Notorious James Riley Point tower will be stripped back to its core and rebuilt to Passivhaus standard
Council-owned housebuilder Populo Living has received permission to revamp and extend a high-rise social housing tower on the 1960s Carpenters Estate next to the former Olympic Park in east London.
The developer, owned by Newham Council, has won permission from the London Legacy Development Corporation for 136 homes, of which 94% will be a social rent level, plus a new community centre and sports centre, designed by architect Proctor & Matthews.
The homes will be housed within the existing 23-storey James Riley Point tower, which contains 132 flats and which will be stripped back to its concrete frame before being rebuilt, refurbished and extended.
The tower refurbishment itself, masterminded by ECD Architects, is designed to bring the building up to Passivhaus energy efficiency standards and will see the new homes, with clustered balconies, meet London Plan space standards. Existing tenants will have right of return.
The scheme is the first phase of a wider regeneration of the 710-home Carpenters Estate, also designed by Proctor & Matthews, with Metropolitan Workshop, which will see 2,172 homes built overall, with a minimum of 50% social rent. Tenants voted 73% in favour of the regeneration last year.

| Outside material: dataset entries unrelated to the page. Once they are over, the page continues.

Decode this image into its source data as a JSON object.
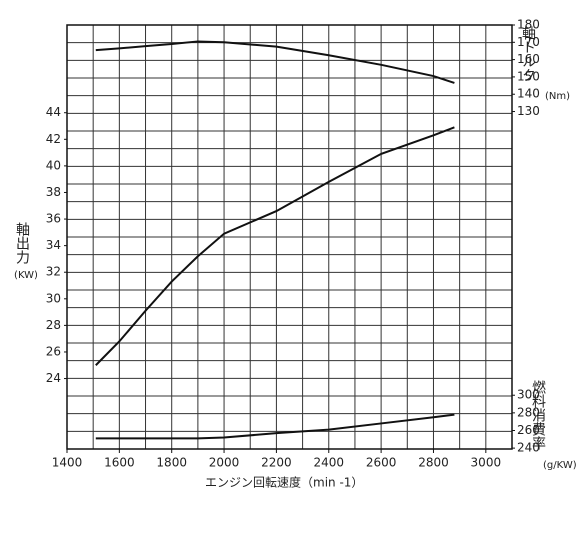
{
  "chart_data": {
    "type": "line",
    "x_label": "エンジン回転速度（min -1）",
    "y_label": "軸出力",
    "y_unit": "(KW)",
    "y2_label": "軸トルク",
    "y2_unit": "(Nm)",
    "y3_label": "燃料消費率",
    "y3_unit": "(g/KW)",
    "x": [
      1510,
      1600,
      1700,
      1800,
      1900,
      2000,
      2200,
      2400,
      2600,
      2800,
      2880
    ],
    "xlim": [
      1400,
      3100
    ],
    "xticks": [
      1400,
      1600,
      1800,
      2000,
      2200,
      2400,
      2600,
      2800,
      3000
    ],
    "ylim": [
      18.7,
      50.6
    ],
    "yticks": [
      24,
      26,
      28,
      30,
      32,
      34,
      36,
      38,
      40,
      42,
      44
    ],
    "y2lim": [
      -65,
      180
    ],
    "y2ticks": [
      130,
      140,
      150,
      160,
      170,
      180
    ],
    "y3lim": [
      239,
      720
    ],
    "y3ticks": [
      240,
      260,
      280,
      300
    ],
    "grid": true,
    "series": [
      {
        "name": "軸出力",
        "axis": "y",
        "color": "#111",
        "values": [
          25.0,
          26.8,
          29.1,
          31.3,
          33.2,
          34.9,
          36.6,
          38.8,
          40.9,
          42.3,
          42.9
        ]
      },
      {
        "name": "軸トルク",
        "axis": "y2",
        "color": "#111",
        "values": [
          165.5,
          166.5,
          167.8,
          169,
          170.5,
          170,
          167.5,
          162.5,
          157,
          150.5,
          146.5
        ]
      },
      {
        "name": "燃料消費率",
        "axis": "y3",
        "color": "#111",
        "values": [
          251,
          251,
          251,
          251,
          251,
          252,
          257,
          261,
          268,
          275,
          278
        ]
      }
    ]
  }
}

Mayor of Newham Rokhsana Fiaz said: “Since my re-election I have tasked the council and Populo Living to get stuff done, and they’ll be hitting the ground running with the restoration plans for James Riley Point, because residents on the Carpenters Estate have waited far too long.”
Gary Alston, design and technical director at ECD Architects, said the retention of the existing structure, rather than demolition and redevelopment, would provide significant savings in embodied carbon. He said: “The reconfigured design provides homes that achieve modern space standards, improved accessibility throughout and external communal and private amenity spaces.
“This exciting low-energy development provides James Riley Point with a new identity that is inspired by its modernist roots.”